I was also in a similar situation with my husband when we first got married. We did have joint accounts and shared all of our money, paychecks, etc. But I let him handle the bills. I never once looked at the bills coming our way and never asked questions, I just assumed he had it handled (that's what he always told me). Then one day we started getting collection notices in the mail - which I happened to open - and that is when I found that he had missed payments on a couple of our bills for a few months. I had no idea before that day that he was struggling to pay our bills or that there was even a problem. I felt so stupid and naive, I have always been a very responsible person and when I was single, fully supported myself and paid all of my bills on time. So I was very very upset.

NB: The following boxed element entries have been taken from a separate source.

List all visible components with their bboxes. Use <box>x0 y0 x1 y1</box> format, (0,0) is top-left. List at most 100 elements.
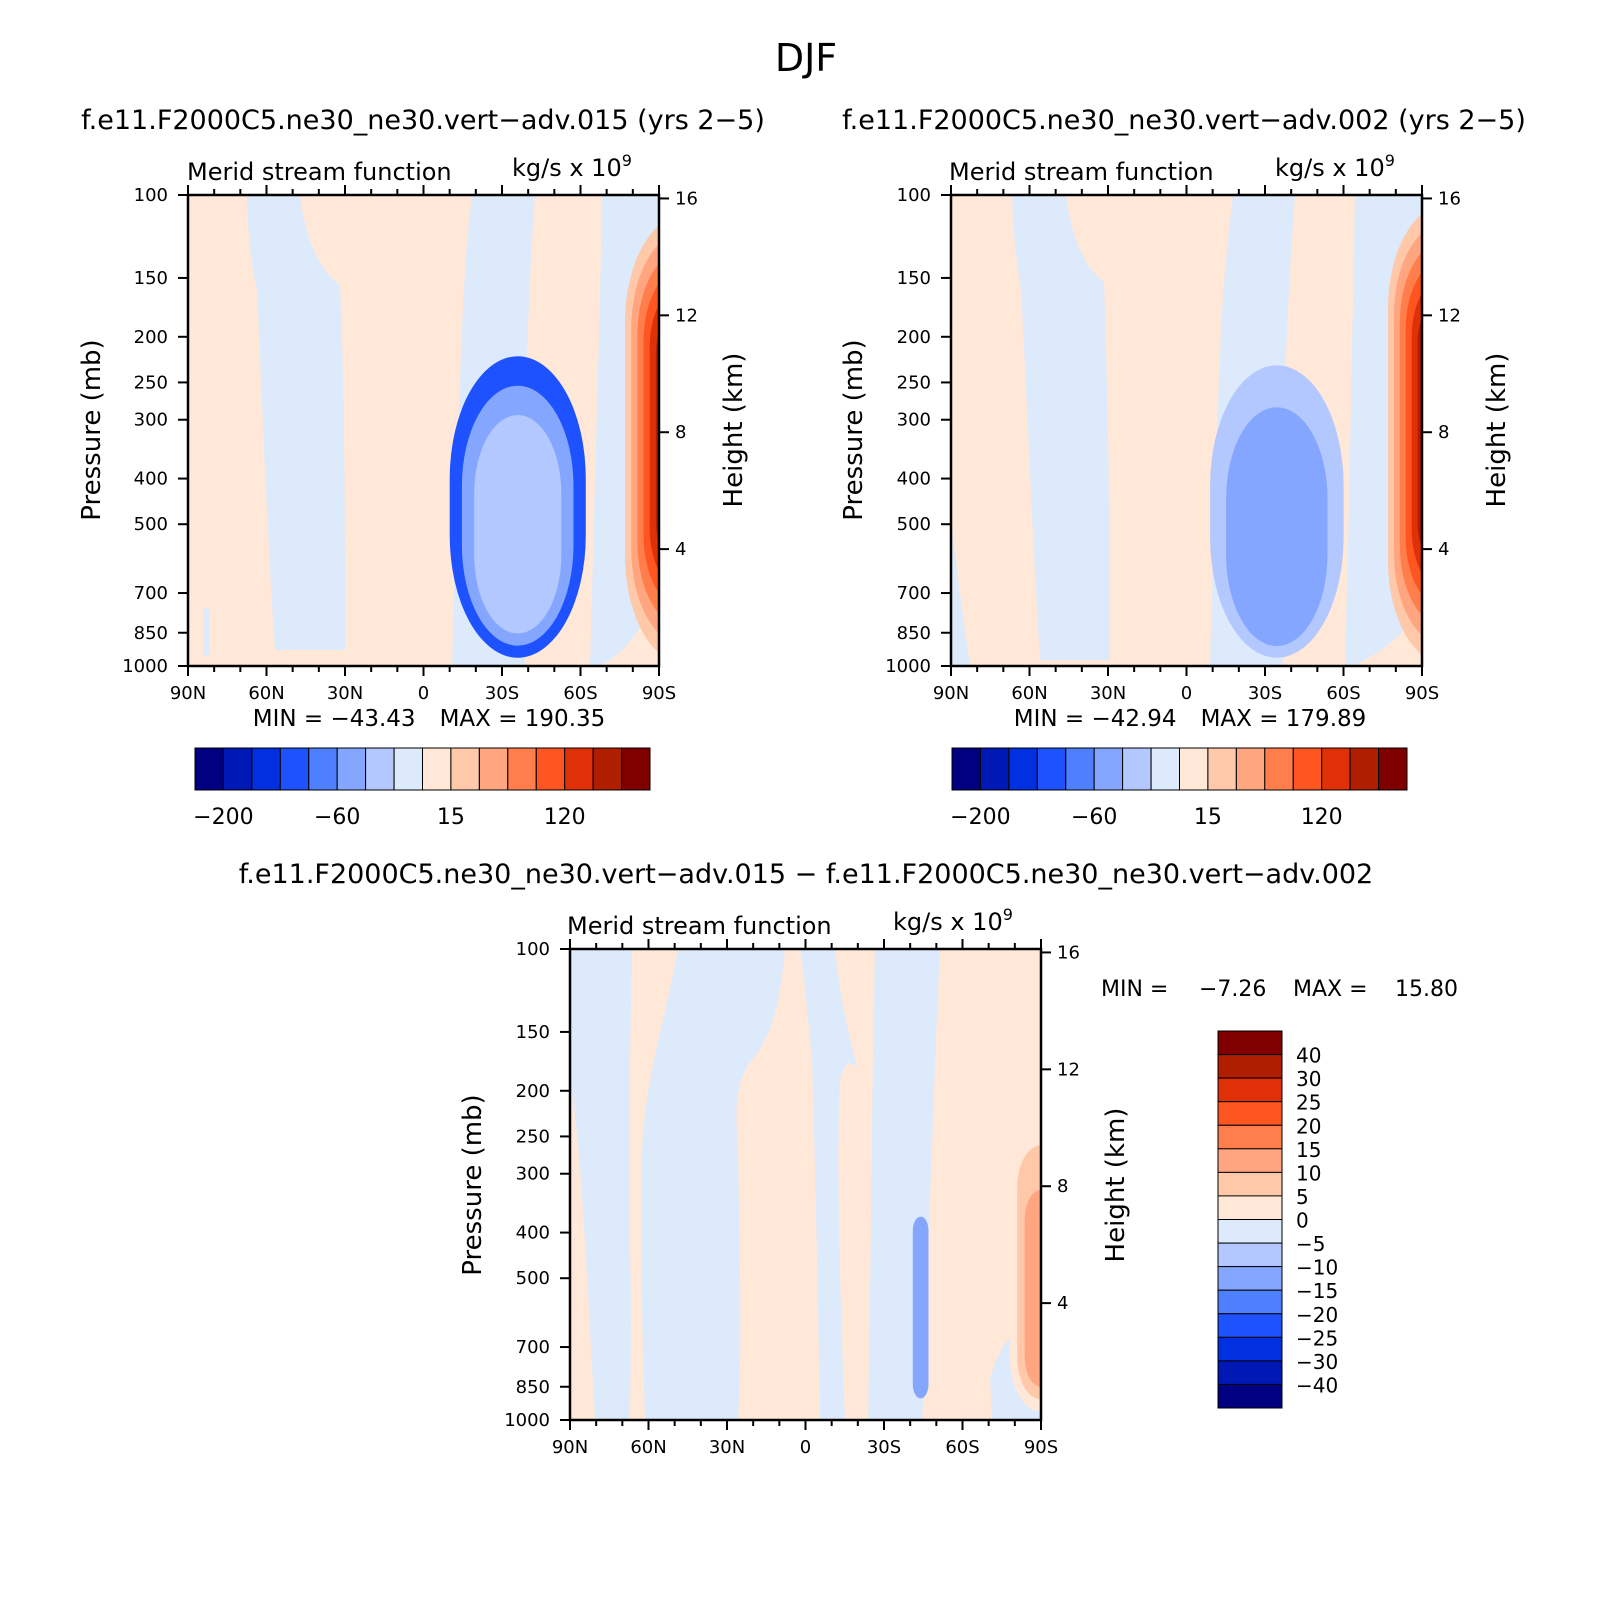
panel-2-min-max: MIN = −42.94 MAX = 179.89 <box>1014 706 1367 732</box>
colorbar-swatch <box>1217 1171 1283 1197</box>
colorbar-swatch <box>1217 1077 1283 1103</box>
cell-diff-pos-tropics-level-2 <box>1024 1189 1041 1387</box>
colorbar-label: −5 <box>1296 1232 1325 1256</box>
colorbar-swatch <box>592 747 622 791</box>
panel-3-tropical-negative <box>800 949 858 1420</box>
cell-sh-hadley-edge-level-1 <box>778 384 818 651</box>
panel-3-min-value: −7.26 <box>1199 977 1266 1002</box>
panel-1-subtitle: Merid stream function <box>187 158 452 186</box>
colorbar-label: 25 <box>1296 1091 1321 1115</box>
colorbar-swatch <box>1065 747 1095 791</box>
y-tick-label: 500 <box>897 514 931 535</box>
x-tick-label: 90N <box>933 683 969 704</box>
x-tick-label: 60S <box>563 683 597 704</box>
colorbar-swatch <box>535 747 566 791</box>
y-tick-label: 850 <box>516 1377 550 1398</box>
panel-3-max-value: 15.80 <box>1395 977 1458 1002</box>
y2-tick-label: 4 <box>675 539 686 560</box>
panel-1-nh-polar-negative <box>247 195 345 650</box>
panel-3-midlat-negative <box>641 949 785 1420</box>
colorbar-swatch <box>1093 747 1124 791</box>
colorbar-label: 120 <box>544 805 586 830</box>
x-tick-label: 90S <box>642 683 676 704</box>
panel-1: f.e11.F2000C5.ne30_ne30.vert−adv.015 (yr… <box>77 105 824 830</box>
y-tick-label: 400 <box>516 1223 550 1244</box>
y-tick-label: 1000 <box>885 656 931 677</box>
colorbar-swatch <box>564 747 594 791</box>
y-tick-label: 1000 <box>122 656 168 677</box>
colorbar-swatch <box>1349 747 1379 791</box>
y-tick-label: 850 <box>134 623 168 644</box>
colorbar-label: 15 <box>1296 1138 1321 1162</box>
y-tick-label: 150 <box>897 268 931 289</box>
panel-3-max-label: MAX = <box>1293 977 1368 1002</box>
x-tick-label: 0 <box>1181 683 1192 704</box>
y-tick-label: 400 <box>134 469 168 490</box>
x-tick-label: 60N <box>630 1437 666 1458</box>
colorbar-swatch <box>1292 747 1323 791</box>
colorbar-swatch <box>279 747 310 791</box>
y-tick-label: 300 <box>134 410 168 431</box>
x-tick-label: 30N <box>709 1437 745 1458</box>
x-tick-label: 30N <box>327 683 363 704</box>
colorbar-swatch <box>1217 1289 1283 1315</box>
colorbar-label: −15 <box>1296 1279 1338 1303</box>
panel-1-axes: 90N 60N 30N 0 30S 60S 90S 100 150 200 250 300 400 500… <box>122 185 698 704</box>
colorbar-swatch <box>1217 1195 1283 1221</box>
y-tick-label: 300 <box>897 410 931 431</box>
panel-1-small-negative <box>203 608 209 656</box>
panel-1-ylabel: Pressure (mb) <box>77 339 107 520</box>
y-tick-label: 1000 <box>504 1410 550 1431</box>
colorbar-label: −25 <box>1296 1326 1338 1350</box>
x-tick-label: 90N <box>170 683 206 704</box>
x-tick-label: 60S <box>945 1437 979 1458</box>
cell-sh-hadley-edge-level-0 <box>772 337 824 664</box>
cell-nh-ferrel-level-2 <box>1242 449 1312 635</box>
x-tick-label: 30S <box>1248 683 1282 704</box>
cell-sh-hadley-edge-level-1 <box>1541 375 1579 650</box>
colorbar-label: 0 <box>1296 1209 1309 1233</box>
y-tick-label: 100 <box>134 185 168 206</box>
cell-sh-hadley-edge-level-0 <box>1535 326 1585 663</box>
colorbar-label: −30 <box>1296 1350 1338 1374</box>
colorbar-label: 120 <box>1301 805 1343 830</box>
x-tick-label: 90S <box>1405 683 1439 704</box>
colorbar-label: −60 <box>314 805 360 830</box>
y-tick-label: 150 <box>134 268 168 289</box>
panel-1-units: kg/s x 109 <box>512 151 632 182</box>
colorbar-swatch <box>621 747 651 791</box>
panel-2-axes: 90N 60N 30N 0 30S 60S 90S 100 150 200 250 300 400 500… <box>885 185 1461 704</box>
panel-2-title: f.e11.F2000C5.ne30_ne30.vert−adv.002 (yr… <box>842 105 1526 136</box>
colorbar-swatch <box>1235 747 1266 791</box>
colorbar-swatch <box>251 747 281 791</box>
y2-tick-label: 12 <box>1057 1059 1080 1080</box>
colorbar-swatch <box>336 747 367 791</box>
colorbar-swatch <box>1036 747 1067 791</box>
y-tick-label: 150 <box>516 1022 550 1043</box>
colorbar-swatch <box>422 747 452 791</box>
colorbar-swatch <box>1217 1383 1283 1409</box>
colorbar-swatch <box>1217 1101 1283 1126</box>
panel-1-colorbar: −200 −60 15 120 <box>193 747 651 830</box>
panel-3-ylabel: Pressure (mb) <box>458 1094 488 1275</box>
panel-3-cells <box>912 1100 1041 1412</box>
x-tick-label: 0 <box>418 683 429 704</box>
colorbar-swatch <box>507 747 537 791</box>
cell-sh-ferrel-level-0 <box>1566 342 1603 663</box>
panel-3: f.e11.F2000C5.ne30_ne30.vert−adv.015 − f… <box>239 859 1458 1458</box>
y-tick-label: 100 <box>516 939 550 960</box>
y-tick-label: 400 <box>897 469 931 490</box>
colorbar-label: −60 <box>1071 805 1117 830</box>
colorbar-swatch <box>1378 747 1408 791</box>
y-tick-label: 250 <box>516 1126 550 1147</box>
colorbar-swatch <box>1217 1242 1283 1268</box>
panel-2-y2label: Height (km) <box>1482 353 1512 508</box>
panel-2-nh-edge-negative <box>951 520 970 666</box>
colorbar-swatch <box>194 747 224 791</box>
x-tick-label: 60N <box>248 683 284 704</box>
colorbar-swatch <box>1217 1148 1283 1173</box>
cell-diff-neg-nh-level-0 <box>912 1216 929 1399</box>
colorbar-swatch <box>1264 747 1294 791</box>
panel-3-subtitle: Merid stream function <box>567 912 832 940</box>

The best thing that you can do is discuss this and tell him that you want to do things jointly from now on. My husband was very offended when I first suggested it because he felt that I was insinuating that "he couldnt handle it" and took it very personally. Eventually he came around and realized that a system of checks-and-balances between the two of us is the most efficient way to handle the finances and there is nothing wrong with both of us sharing the responsibliity. 

Good luck, I hope that he will listen to you and that you can move forward from this. I know what it is like to be so shocked and hurt. One thing I can suggest - start from today with a clean slate. Do not judge him or make him feel badly for his past mistakes, work towards being positive and making changes for your future. What he did with his money before he met you can be forgiven provided he makes an effort not to make the same mistakes in the future.


----------



## maccheese (Jul 25, 2011)

I understand you're upset about the lying and him not knowing where he stands as far as his business ownership. You're probably upset about the financial predicament that he has put you all as a family in. Let him know how you want to help him out. I know he does not want you to worry, but you will end up worrying, it will stress you all, and you will have to help take care of it when it all hits the fan. $35,000 in cc debt doesn't just disappear. He's probably worried about getting hit paid off too. Let him know you're here to help. You may have to sacrifice some things as well as him.


----------



## The Gottman Institute (Feb 7, 2012)

I definitely understand the frustration with being lied to. It sounds like there are some things going on that you deserve to be a part of. I would try to sit down with him and try to get to the bottom of what's going on. But I agree with with the previous post, if you come from a place where you're just wanting to understand and to help, your chances of a successful discussion will be high. If you come in attacking, expect him to shut down.


----------